Across the country, local governments are speaking out about how their police departments are subsidizing security at their local Walmart stores, with officers dispatched there more often than competing discount and grocery stores. Now state legislators from two cities in Minnesota say that they’re working on possible solutions to the issue.
The issue is at the forefront right now because Making Change at Walmart, a non-union group that’s backed by the United Food and Commercial Workers union, is airing TV ads condemning Walmart’s reliance on the police in cities across the country, including the Twin Cities media market in Minnesota.
The Walmarts in the city of St. Paul, for example, made 2,129 calls to local police in the last year. Just in the Twin Cities metropolitan area, police visits to Walmart stores alone cost an estimated $3 million per year.

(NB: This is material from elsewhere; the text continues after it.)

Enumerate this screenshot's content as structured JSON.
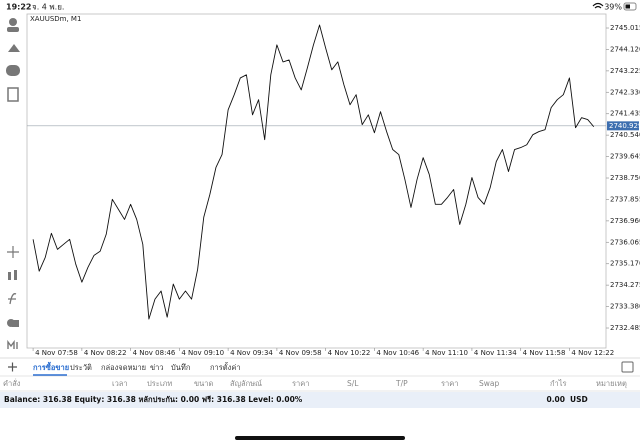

“A lot of times when Walmart comes into the cities, they ask for tax breaks, they ask for other incentives so that they can build there, and their thing is, ‘Well, we can provide jobs,'” State Rep. Mike Nelson of Brooklyn Park told City Pages. The problem with that, Nelson says: those have historically not been good jobs, and Walmart stores get tax concessions while using more government resources than its competition.
Walmart, for its part, claims to be working on the problem on its own, finding solutions other than calling the cops for petty crimes and restoring greeters to the entrances of its stores, a program that the chain calls “More at the Door.”
In a statement to Consumerist, a Walmart spokesman told us that the company is “investing in people and technology” to improve store security.
“We’re encouraged by a 35% reduction in calls to law enforcement agencies nationwide, on average, since we began implementing crime deterrence programs like Restorative Justice and More at the Door,” the company told us.